After flipping through two hundred channels on the television and another round with Landry’s voice mail, she pulled out the thick binder of take-out menus that kept her alive, then after a moment’s hesitation, put it back. Instead she laced on shoes, tossed her entire purse, her pistol and Taser into a backpack and headed out the door.

She was doing what she did about three nights a week—on the nights she didn’t pick up dinner on the way home: going out to pick up something. No big deal. And if she happened to drive past the club on Bourbon and say hello to Landry, no big deal, either. After all, he’d told her to call him, right? And what man wouldn’t appreciate her offer to deliver dinner to him at work?

So she made a beeline to Bourbon Street and found Landry’s parking space empty. Frowning, she pulled in, then went inside the bar. The music was particularly loud this evening, as was the collection of women on vacation scattered through the room. There were probably twenty of them, a miniconvention of some sort, and they were the too-loud, too-self-involved kind of people that Alia and her friends moved away from in public places.

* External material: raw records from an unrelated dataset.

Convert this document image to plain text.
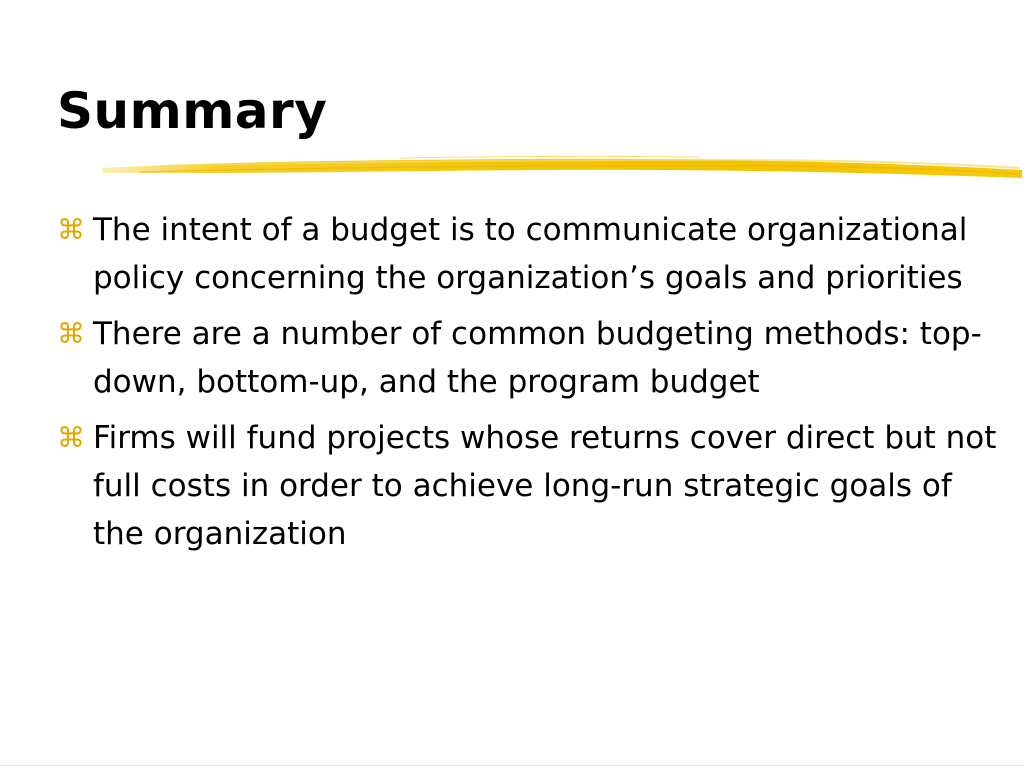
Summary
⌘ The intent of a budget is to communicate organizational policy concerning the organization’s goals and priorities
⌘ There are a number of common budgeting methods: top-down, bottom-up, and the program budget
⌘ Firms will fund projects whose returns cover direct but not full costs in order to achieve long-run strategic goals of the organization
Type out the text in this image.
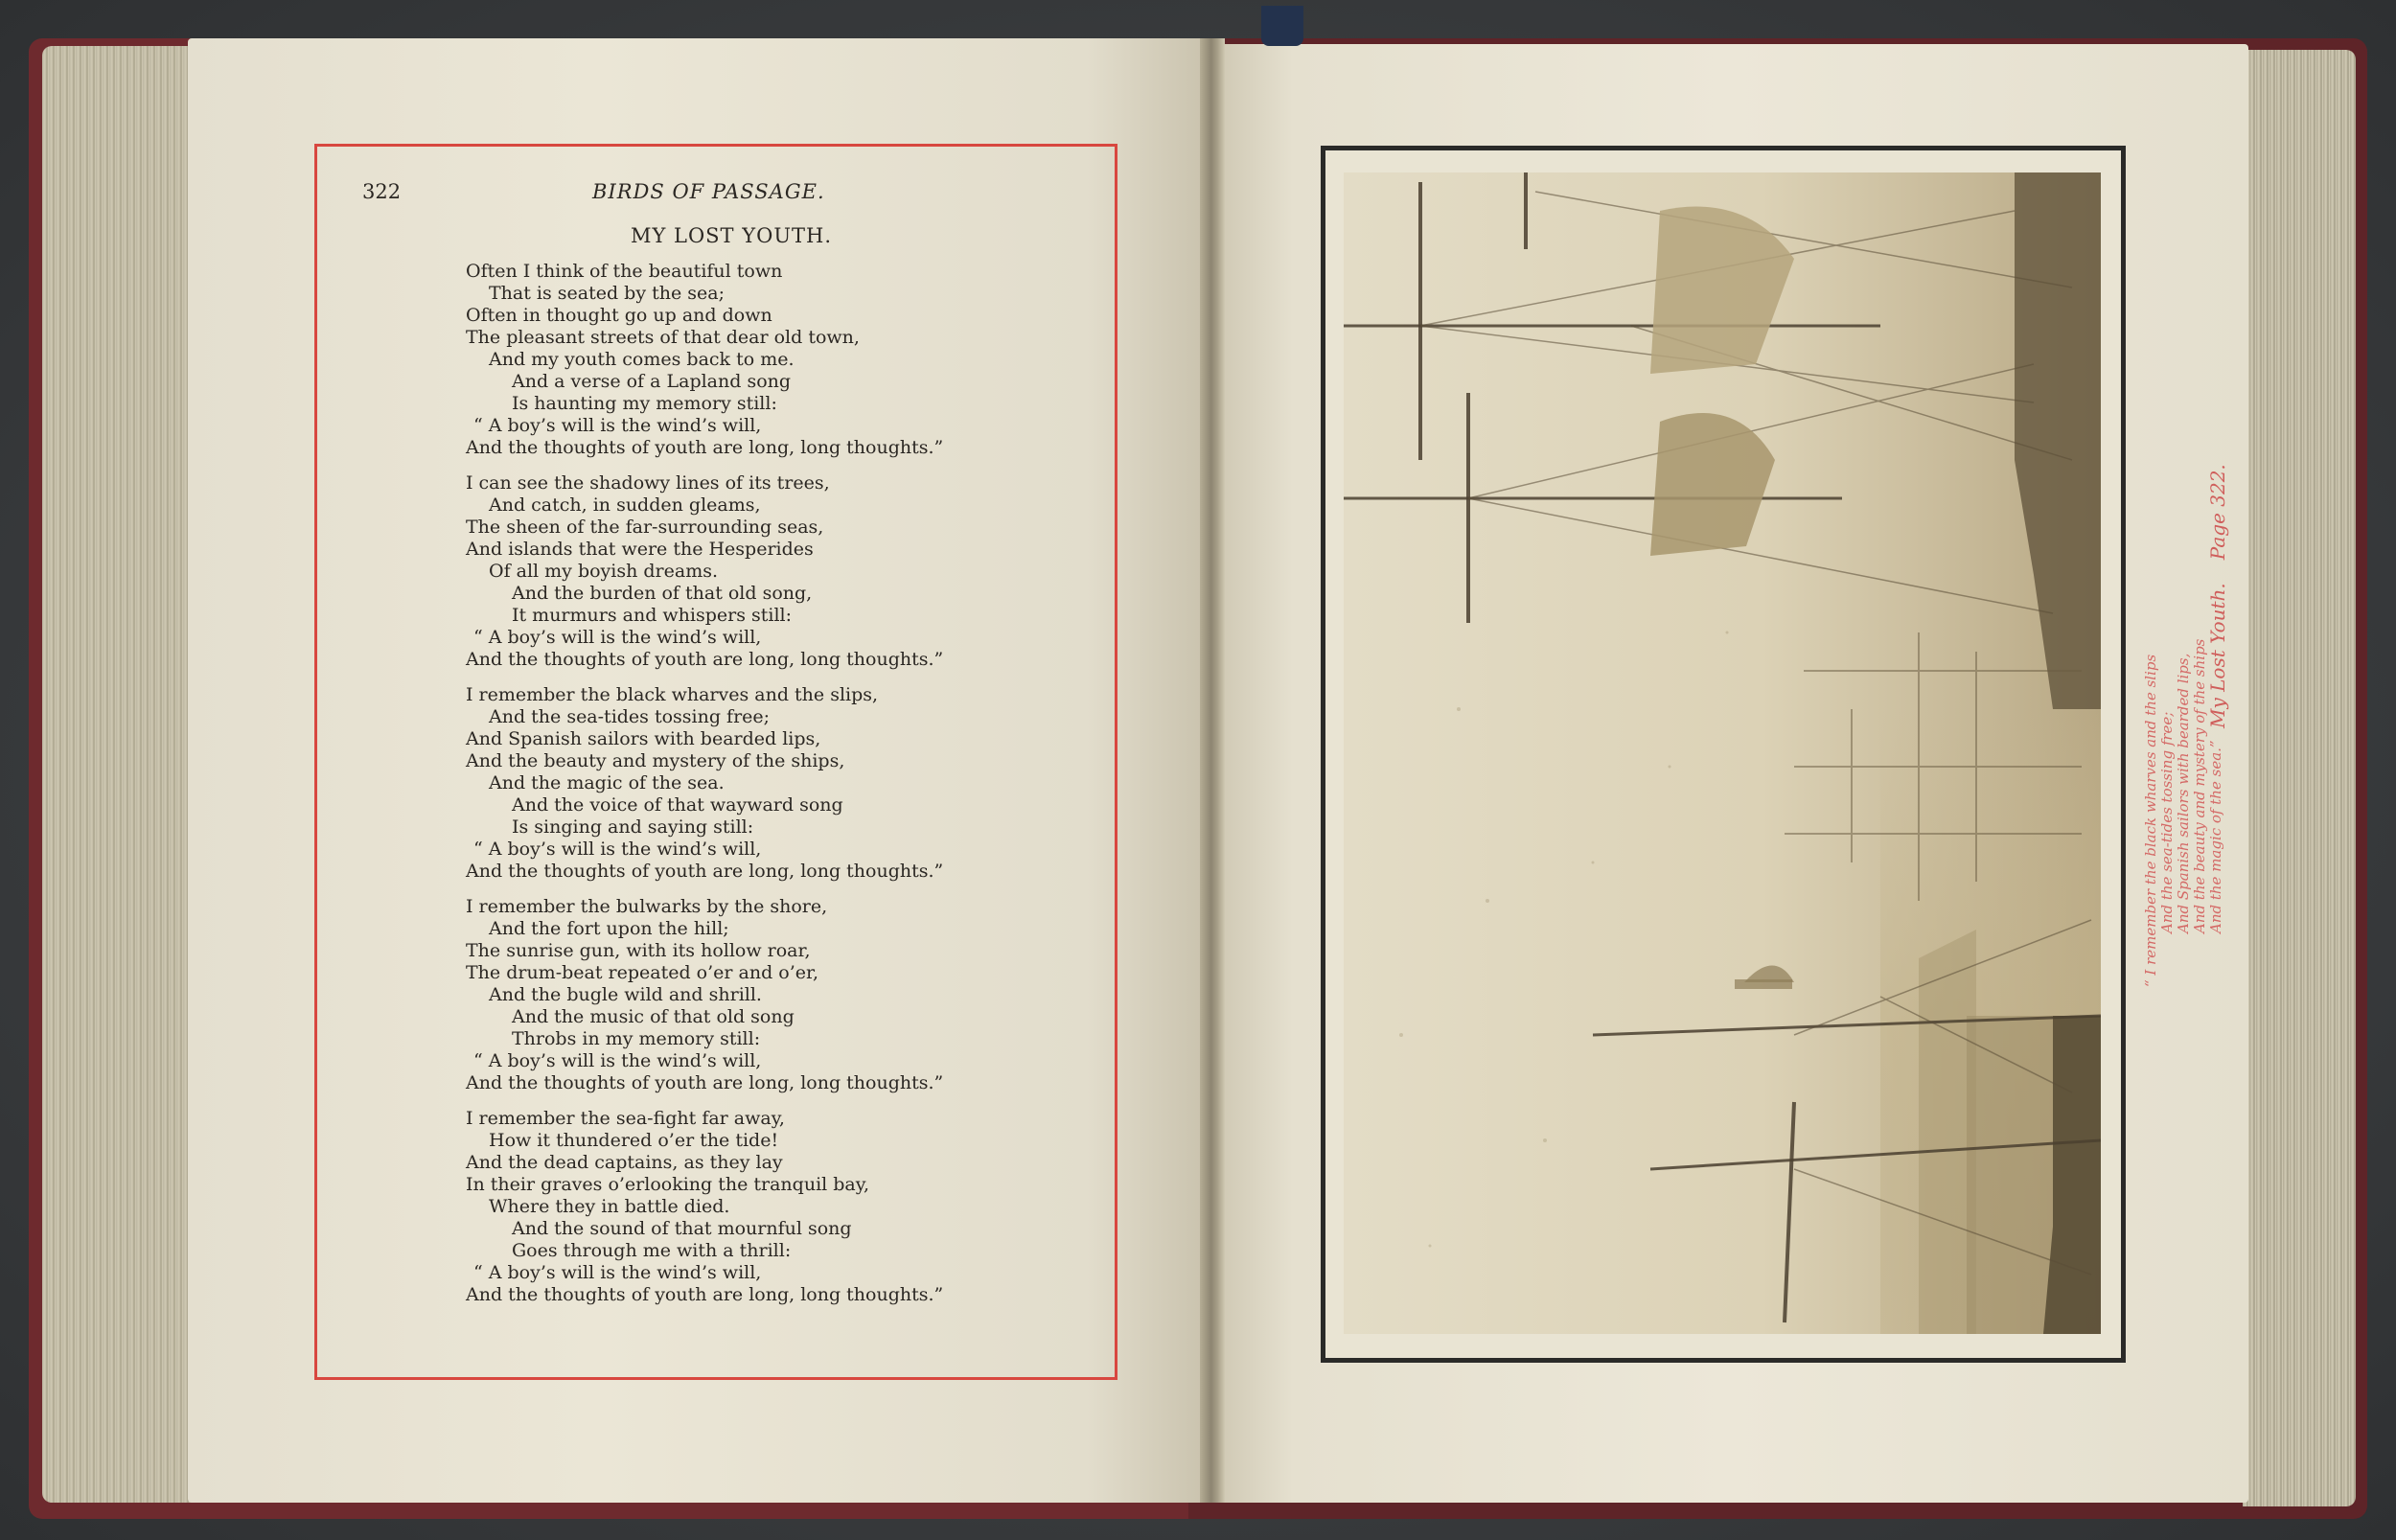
322	BIRDS OF PASSAGE.
MY LOST YOUTH.
Often I think of the beautiful town
That is seated by the sea;
Often in thought go up and down
The pleasant streets of that dear old town,
And my youth comes back to me.
And a verse of a Lapland song
Is haunting my memory still:
“ A boy’s will is the wind’s will,
And the thoughts of youth are long, long thoughts.”
I can see the shadowy lines of its trees,
And catch, in sudden gleams,
The sheen of the far-surrounding seas,
And islands that were the Hesperides
Of all my boyish dreams.
And the burden of that old song,
It murmurs and whispers still:
“ A boy’s will is the wind’s will,
And the thoughts of youth are long, long thoughts.”
I remember the black wharves and the slips,
And the sea-tides tossing free;
And Spanish sailors with bearded lips,
And the beauty and mystery of the ships,
And the magic of the sea.
And the voice of that wayward song
Is singing and saying still:
“ A boy’s will is the wind’s will,
And the thoughts of youth are long, long thoughts.”
I remember the bulwarks by the shore,
And the fort upon the hill;
The sunrise gun, with its hollow roar,
The drum-beat repeated o’er and o’er,
And the bugle wild and shrill.
And the music of that old song
Throbs in my memory still:
“ A boy’s will is the wind’s will,
And the thoughts of youth are long, long thoughts.”
I remember the sea-fight far away,
How it thundered o’er the tide!
And the dead captains, as they lay
In their graves o’erlooking the tranquil bay,
Where they in battle died.
And the sound of that mournful song
Goes through me with a thrill:
“ A boy’s will is the wind’s will,
And the thoughts of youth are long, long thoughts.”
“ I remember the black wharves and the slips And the sea-tides tossing free; And Spanish sailors with bearded lips, And the beauty and mystery of the ships And the magic of the sea.”
My Lost Youth.Page 322.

She sidestepped the three trying to start a conga line and went to the bar, stopping directly in front of the same bartender who’d been there the evening before. “Hey, is Landry here?”

The young man, hair pulled into a ponytail, gave her a disinterested look. “Nope. Said he had family business to take care. Was supposed to be back half an hour ago but hasn’t showed.”

Sliding onto a stool, she asked, “Did he ask for time off before his shift started?”

“Nope. Got a call, told the boss he needed an hour and left.” The man frowned. “I know the guy’s got the worst damn luck in the world, but he was off most of last week, tomorrow, the next day for his mom’s funeral...I’d like to see my wife once in a while, you know?”

“Yeah, I can bet.” She tried to sound sympathetic. “He didn’t tell you anything else? Who called, where he was going, what the problem was?”

“He didn’t tell me nothing. Maxine—she’s the boss over there—he talked to her.”

Alia swiveled the stool to look at the solid woman sitting in the corner, a laptop open in front of her, a bottle of icy water beside it. Neither was doing much to ease the scowl she kept directing at the group of rowdy women. As Alia passed them, she gave them her best imitation of her mother’s settle-down look before stopping beside the table. “Maxine?”

Pure pissiness looked up through thick red glass frames. “Who you?”

Alia didn’t bother pulling her badge from her backpack. “My name’s Alia. I’m a friend of Landry’s.”

“He not here.”

“So I see. The guy at the bar said he asked for an hour off for family business. Do you know what that was about?”